Optimising the equipment for a particular athlete or sport – or modelling, as it is known – is another area where EIS has a major influence. 

‘Customising and a bespoke approach is a good way to get performance gain,’ says Naomi. 

‘How do you quantify if you are making a difference? By measurable gain in the field. Regarding equipment, it can break down into aerodynamic or hydrodynamic gain (for example weight loss), or the benefit that is provided in a performance context.’ 

In the case of wheelchair basketball, EIS redesigned the shells of the seats, rather than the whole chair, to fit each athlete’s frame. 

‘This improved the athletes’ skill on the court,’ says Naomi. ‘The more at one they feel in the chair, then the easier it is for them to manoeuvre around the court.’ 

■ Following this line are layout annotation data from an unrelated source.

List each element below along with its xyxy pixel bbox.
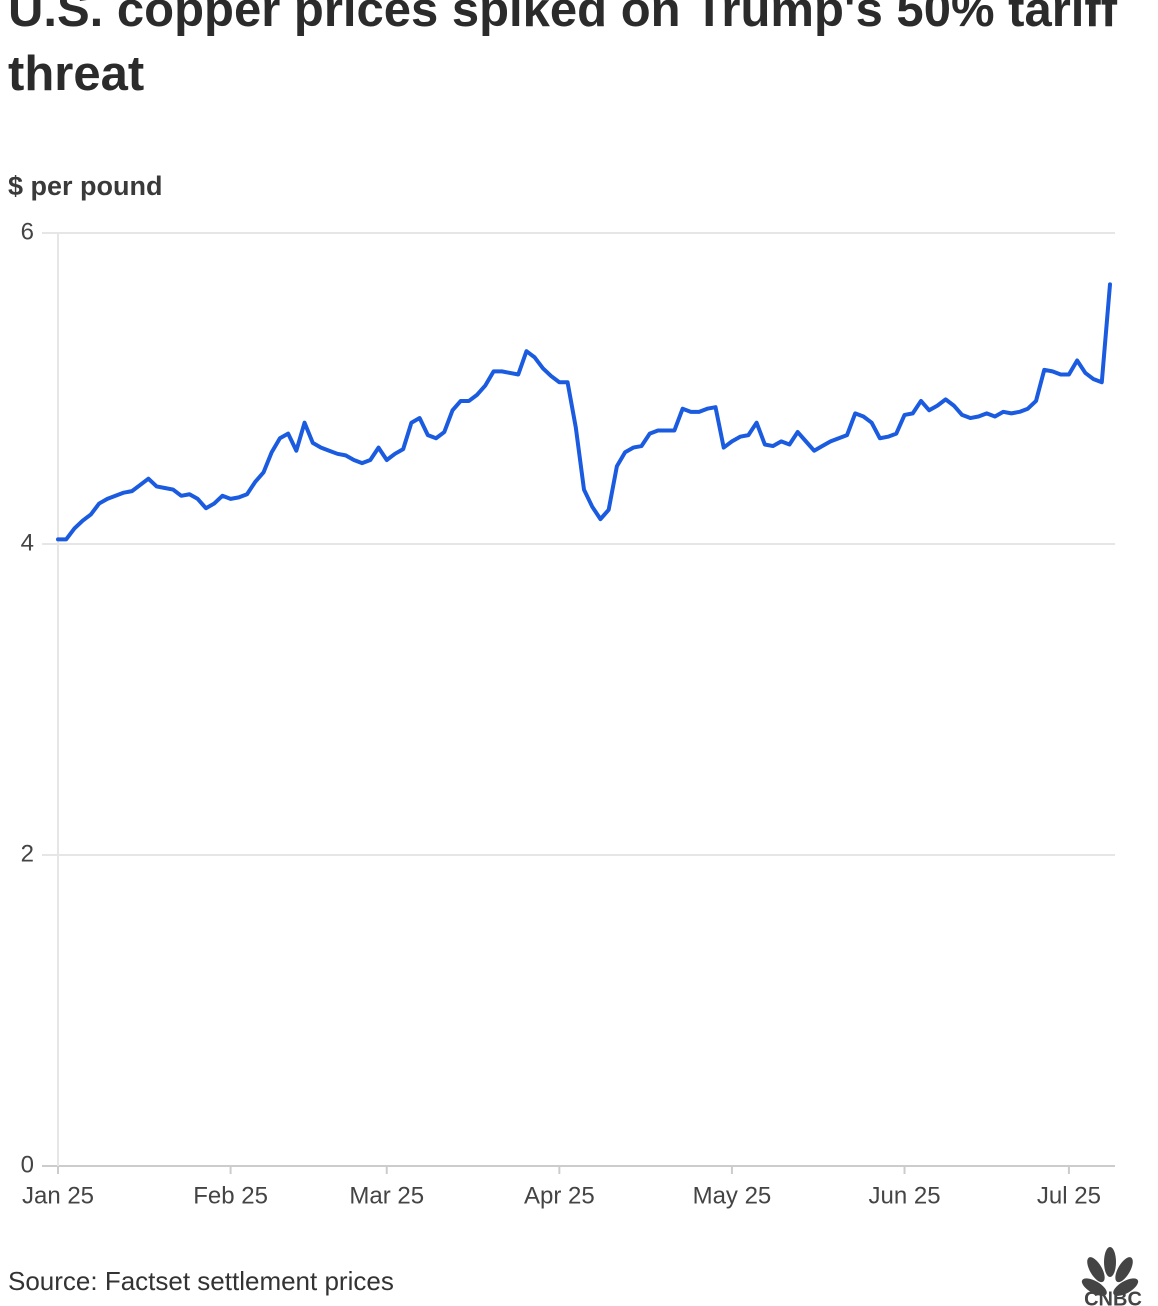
x-tick-label: Jan 25 bbox=[22, 1182, 94, 1209]
logo-peacock bbox=[1081, 1247, 1139, 1296]
x-tick-label: Mar 25 bbox=[349, 1182, 424, 1209]
x-tick-label: Jun 25 bbox=[869, 1182, 941, 1209]
source: Source: Factset settlement prices bbox=[8, 1266, 394, 1296]
y-tick-label: 4 bbox=[21, 529, 34, 556]
logo-text: CNBC bbox=[1084, 1288, 1142, 1306]
x-tick-label: Feb 25 bbox=[193, 1182, 268, 1209]
x-tick-label: May 25 bbox=[693, 1182, 772, 1209]
logo: CNBC bbox=[1081, 1247, 1142, 1306]
y-tick-label: 2 bbox=[21, 840, 34, 867]
y-tick-label: 6 bbox=[21, 218, 34, 245]
price-line bbox=[56, 282, 1112, 542]
y-axis-label: $ per pound bbox=[8, 171, 163, 201]
chart-title: U.S. copper prices spiked on Trump's 50%… bbox=[8, 0, 1118, 101]
x-tick-label: Jul 25 bbox=[1037, 1182, 1101, 1209]
y-tick-label: 0 bbox=[21, 1151, 34, 1178]
x-tick-label: Apr 25 bbox=[524, 1182, 595, 1209]
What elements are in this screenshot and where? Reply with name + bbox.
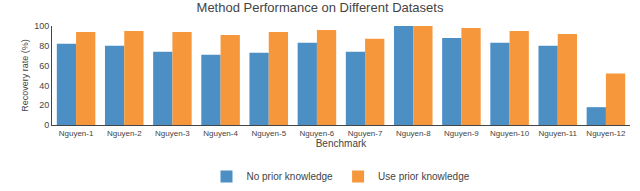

Other examples include designing cutting edge ice skates for Team GB athletes and helping the GB bobsleigh team prepare for the Sochi Winter Olympic Games by using BAE Systems’ wind tunnel technology. 

A combined effort 

The R&I team has a network of experts throughout the UK and pulls together a different team for each project. 

‘If there’s a bit of research needs doing, and we are not too sure what the answer is, we tend to work with universities, calling on their depth of knowledge in a certain area and their associated academic support network. 

‘We work with engineering consultancy companies, with one-man bands and specialists who have a unique set of skills and who want to work with us. 

‘And we might look to different sports, like Formula 1, to see how their developments can be applied to other sports. We may even look outside the sports sector completely to see what other technology is available that might be applied that could give a real performance benefit.’ 

Teamwork, then, is as fundamental to the success of EIS as it is to any sports squad. 

By working as a unit, it is possible to achieve things that may otherwise be out of your grasp – an idea familiar to every sports coach.  

Coaches will also do well to grasp the importance of technology as a performance tool. Embrace it, or risk being left on the starting blocks.